Nell’ultima porzione di D.4.9.1, di cui in questa sede non ripropongo la nota esegesi, ma che mi accingo di seguito a commentare, si fa strada l’idea che la stessa gerarchica ripartizione mansionale sia riscontrabile nell’impresa gestita dal caupo. Sicuramente, questa osservazione vale per il soggetto titolare e così per gli institori, che possono ricevere le cose dei clienti vincolando il primo, e vale anche per i servi di umili mansioni, che, invece, non lo possono obbligare per la conservazione delle cose dei clienti211; meno sicuro, ma plausibile, che anche in simili contesti vi fossero soggetti specificamente deputati alla custodia delle stanze.

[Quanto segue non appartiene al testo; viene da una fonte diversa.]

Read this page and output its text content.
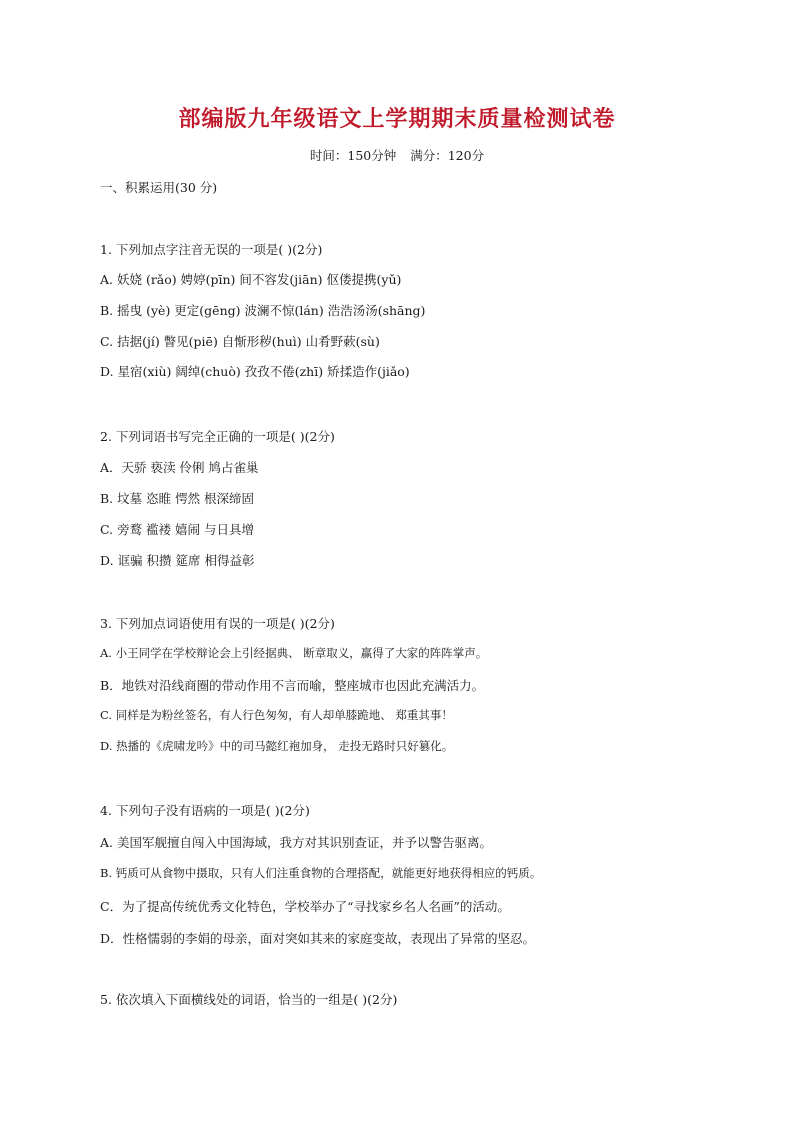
部编版九年级语文上学期期末质量检测试卷
时间：150分钟 满分：120分
一、积累运用(30 分)
1. 下列加点字注音无误的一项是( )(2分)
A. 妖娆 (rǎo) 娉婷(pīn) 间不容发(jiān) 伛偻提携(yǔ)
B. 摇曳 (yè) 更定(gēng) 波澜不惊(lán) 浩浩汤汤(shāng)
C. 拮据(jí) 瞥见(piē) 自惭形秽(huì) 山肴野蔌(sù)
D. 星宿(xiù) 阔绰(chuò) 孜孜不倦(zhī) 矫揉造作(jiǎo)
2. 下列词语书写完全正确的一项是( )(2分)
A．天骄 亵渎 伶俐 鸠占雀巢
B. 坟墓 恣睢 愕然 根深缔固
C. 旁鹜 褴褛 嬉闹 与日具增
D. 诓骗 积攒 筵席 相得益彰
3. 下列加点词语使用有误的一项是( )(2分)
A. 小王同学在学校辩论会上引经据典、 断章取义，赢得了大家的阵阵掌声。
B．地铁对沿线商圈的带动作用不言而喻，整座城市也因此充满活力。
C. 同样是为粉丝签名，有人行色匆匆，有人却单膝跪地、 郑重其事！
D. 热播的《虎啸龙吟》中的司马懿红袍加身， 走投无路时只好篡化。
4. 下列句子没有语病的一项是( )(2分)
A. 美国军舰擅自闯入中国海域，我方对其识别查证，并予以警告驱离。
B. 钙质可从食物中摄取，只有人们注重食物的合理搭配，就能更好地获得相应的钙质。
C．为了提高传统优秀文化特色，学校举办了“寻找家乡名人名画”的活动。
D．性格懦弱的李娟的母亲，面对突如其来的家庭变故，表现出了异常的坚忍。
5. 依次填入下面横线处的词语，恰当的一组是( )(2分)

Ricapitolando, dunque, i soggetti che possono assumere l’obbligazione ex recepto nel contesto della gestione di un ostello, mi pare siano il titolare della negotiatio, i suoi institori e, se esistente, il personale addetto alla sorveglianza dei caenacula212.

211A. Földi, Caupones e stabularii, cit., p. 124 e ss. e A. Petrucci, Per una storia,

cit., p. 123 e ss.

212R. Zimmermann, The Law of Obligations. Roman Foundations of the Civilian Tradition, Cape Town, 1990, p. 517 e nt. 54.